Empecemos organizando un itinerario oportuno para los fines de semanas que nos permita optar por mágicos tesoros naturales de nuestra Tacita de Plata.


Los sábados, son días prestos  para diversión y relajación, luego de una semana de arduos trabajos y estudios, ¿por qué no aventurarse con la familia a un grandioso día de campo?.


Existen varias compañías turísticas que ofrecen estos  servicios, no solo a los extranjeros, sino a todo aquel que se interese en conocer la flora y fauna de nuestras zonas rurales.


Una gran ventaja es que el recorrido puede realizarse a través de diversos medios de transporte tales como, motores de cuatro ruedas,  jeeps, caballos, o en los tradicionales Camiones Safari, toda una diversidad de medios de transportes para escoger.

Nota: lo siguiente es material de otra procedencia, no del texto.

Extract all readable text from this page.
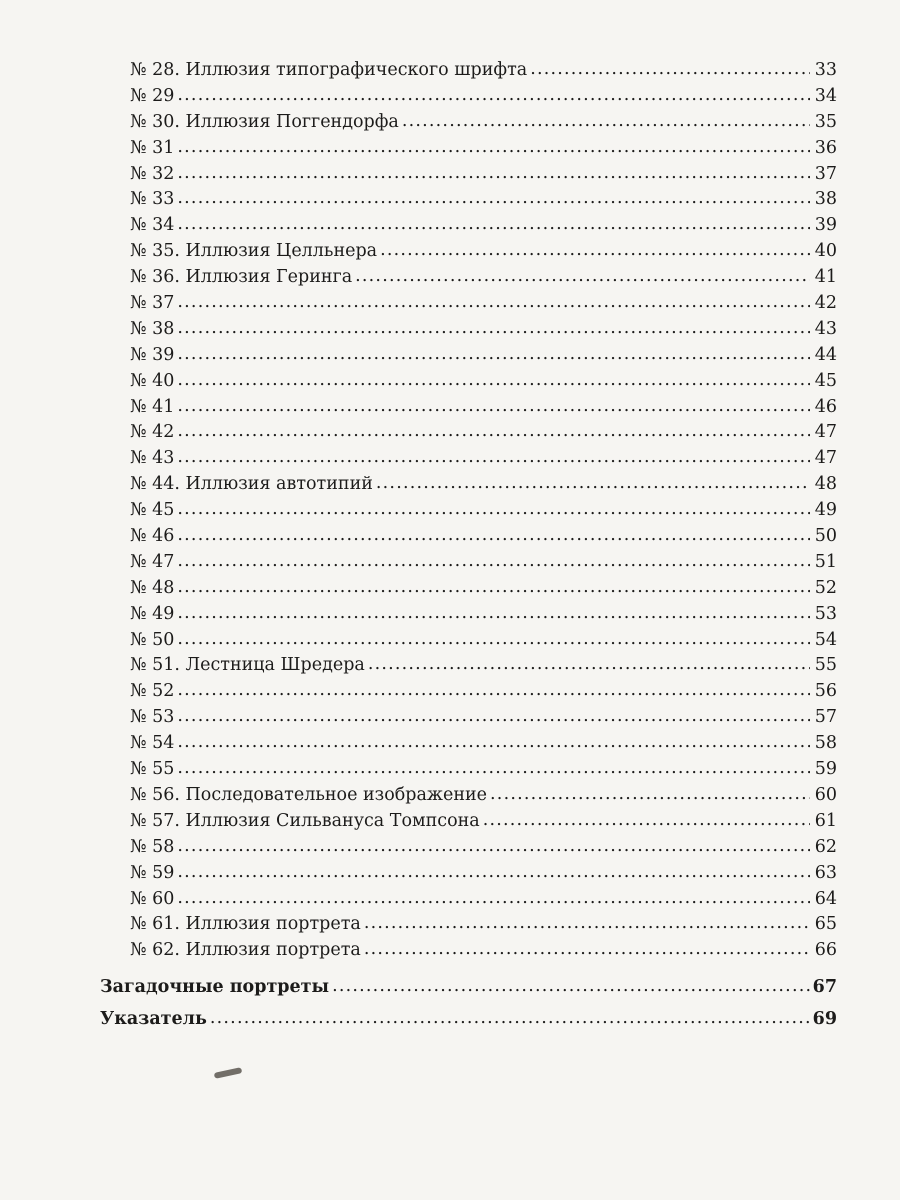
№ 28. Иллюзия типографического шрифта .....	33
№ 29 .....	34
№ 30. Иллюзия Поггендорфа .....	35
№ 31 .....	36
№ 32 .....	37
№ 33 .....	38
№ 34 .....	39
№ 35. Иллюзия Целльнера .....	40
№ 36. Иллюзия Геринга .....	41
№ 37 .....	42
№ 38 .....	43
№ 39 .....	44
№ 40 .....	45
№ 41 .....	46
№ 42 .....	47
№ 43 .....	47
№ 44. Иллюзия автотипий .....	48
№ 45 .....	49
№ 46 .....	50
№ 47 .....	51
№ 48 .....	52
№ 49 .....	53
№ 50 .....	54
№ 51. Лестница Шредера .....	55
№ 52 .....	56
№ 53 .....	57
№ 54 .....	58
№ 55 .....	59
№ 56. Последовательное изображение .....	60
№ 57. Иллюзия Сильвануса Томпсона .....	61
№ 58 .....	62
№ 59 .....	63
№ 60 .....	64
№ 61. Иллюзия портрета .....	65
№ 62. Иллюзия портрета .....	66
Загадочные портреты .....	67
Указатель .....	69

Otra interesante opción destinada para los menos aventureros consiste en la siguiente; un picnic en la montaña Isabel de Torres, luego de ascender por el renombrado “Teleférico”, o por carretera, llegar a la cima de la loma nos brinda la mágica oportunidad de disfrutar de un escenario naturalmente  ideal para el ocio familiar donde  además de apropiarnos de un aire fresco y purificante,  el  ambiente que ofrece  esta reserva, libera todas las tensiones acumuladas por una temperatura que se caracteriza por ser muy acalorada.


A todas estas ventajas, se le suma la espectacular vista que se puede apreciar desde lo más alto de esta reserva natural, constituyendo  el escenario natural  perfecto para compartir entre amigos y  familiares.

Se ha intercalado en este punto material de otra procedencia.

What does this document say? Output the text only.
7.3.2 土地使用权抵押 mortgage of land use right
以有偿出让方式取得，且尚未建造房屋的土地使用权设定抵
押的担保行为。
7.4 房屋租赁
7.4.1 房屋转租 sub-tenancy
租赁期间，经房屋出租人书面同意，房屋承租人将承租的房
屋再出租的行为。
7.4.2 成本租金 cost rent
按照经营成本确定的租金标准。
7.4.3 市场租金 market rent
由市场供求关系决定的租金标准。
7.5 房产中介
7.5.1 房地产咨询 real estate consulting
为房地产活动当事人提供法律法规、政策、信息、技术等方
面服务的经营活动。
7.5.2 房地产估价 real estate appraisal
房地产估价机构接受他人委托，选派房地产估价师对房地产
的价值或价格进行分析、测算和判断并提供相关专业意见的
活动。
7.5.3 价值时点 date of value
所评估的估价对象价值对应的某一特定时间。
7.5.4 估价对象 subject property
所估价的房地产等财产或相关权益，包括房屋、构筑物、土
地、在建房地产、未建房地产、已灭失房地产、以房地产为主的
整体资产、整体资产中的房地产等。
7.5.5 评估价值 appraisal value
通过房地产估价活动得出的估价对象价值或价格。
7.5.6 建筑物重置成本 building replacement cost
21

Si usted es de lo que la distancia no es impedimento para hacer turismo interno, otra llamativa idea es la de visitar la Bahía del municipio de  Luperón y de paso recorrer la primera ciudad fundada en el Nuevo Mundo, ubicada en la referida localidad; La Isabela Histórica, un lugar que esconde valiosos secretos relativos al descubrimiento de América, la vida del almirante Cristóbal  Colón  y sus marines todo un baúl de historias contadas en cada uno de los espacios de  este,  el primer lugar de asentamiento hispánico en América. Definitivamente es también un recomendado destino.


No podemos dejar atrás, hacer una parada en Maimón para degustar los famosos pescados con el sabor que caracteriza esta localidad.

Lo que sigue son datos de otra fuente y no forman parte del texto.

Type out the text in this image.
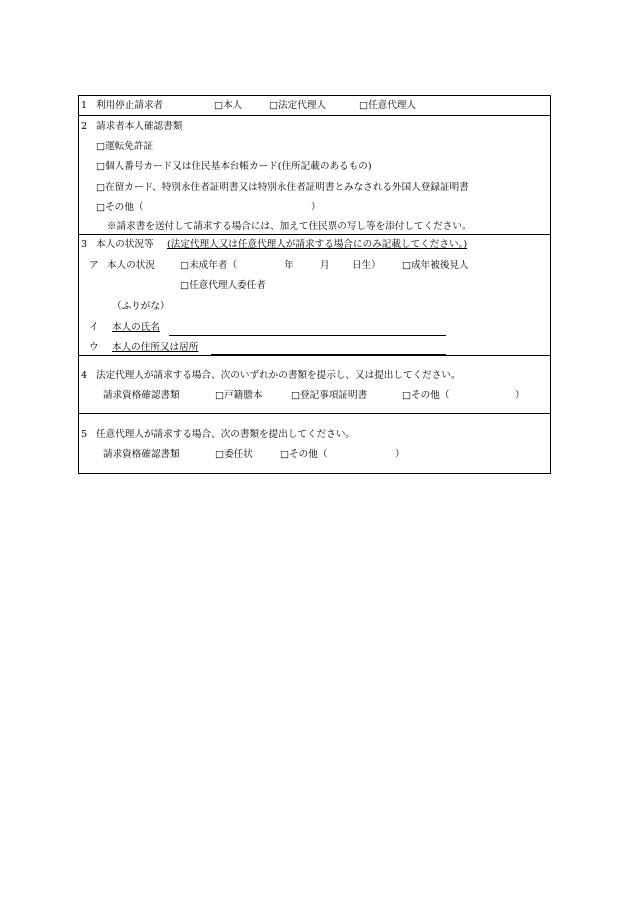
1 利用停止請求者	□本人	□法定代理人	□任意代理人
2 請求者本人確認書類
□運転免許証
□個人番号カード又は住民基本台帳カード(住所記載のあるもの)
□在留カード、特別永住者証明書又は特別永住者証明書とみなされる外国人登録証明書
□その他（	）
※請求書を送付して請求する場合には、加えて住民票の写し等を添付してください。
3 本人の状況等 (法定代理人又は任意代理人が請求する場合にのみ記載してください。)
ア 本人の状況	□未成年者（	年	月 日生） □成年被後見人
□任意代理人委任者
（ふりがな）
イ 本人の氏名
ウ 本人の住所又は居所
4 法定代理人が請求する場合、次のいずれかの書類を提示し、又は提出してください。
請求資格確認書類	□戸籍謄本	□登記事項証明書	□その他（	）
5 任意代理人が請求する場合、次の書類を提出してください。
請求資格確認書類	□委任状	□その他（	）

¿Qué hacer para los domingo?


El domingo es un día mundialmente conocido como el día de descanso,  pero irse  de playa no cae nada mal y las opciones que nos brinda la Costa de Ámbar hace que la escogencia sea aun mucho más interesante; Playa Dorada, Cofresí, Sosúa y Cabarete, por hacer mención de algunas de las excelentes opciones de playas con la que contamos para una fascinante  jornada de recreación. Muy oportuno es también tomar en cuenta que dichos balnearios son abarrotados de dominicanos procedentes de otras provincias, en especial de Santiago que sí le atribuyen un  alto valor y destacan la belleza de nuestros tesoros.


Recuerden sólo pretendemos recordarles que todos esos atributos forman parte de nuestro patrimonio natural y que solo estamos marcando la  ruta que conducirá a despertar o reactivar la pasión de creer en lo nuestro, valorando, apasionándonos y sintiendo esa misma emoción que refleja el turista al descubrir la exuberante belleza de la Novia del Atlántico.


Siguiendo con este recorrido inagotable, escondido tenemos los 27 charcos “La Damajagua”, un monumento natural conformado por varias piscinas que se han formado solo con la ayuda del arquitecto divino entre las montañas de la cordillera septentrional.


Esta maravilla presenta la mejor cara del turismo ecológico de la zona, constituyéndose en  es una magnifica  opción para un público, amante del verdor de los campos, de la acción y la aventura y sobre todo  de las frescas y cristalinas aguas.


Si aun no la conoce, la invitación queda hecha, anímese que no se arrepentirá y que al contrario querrá volver a visitarle.


Ya hemos trazado la ruta, emprender el camino para hacer turismo interno queda en usted. Todas las opciones planteadas con anterioridad, son bastante accesibles, por tanto, conviértase en un turista más, pero  en su propia casa, en Puerto Plata, lugar que representa un destino único en el Caribe  por su variada y paradisíaca belleza.


Ahora solo resta cuestionarle, ¿aún cree en la frase? “Aquí no hay nada que ver”.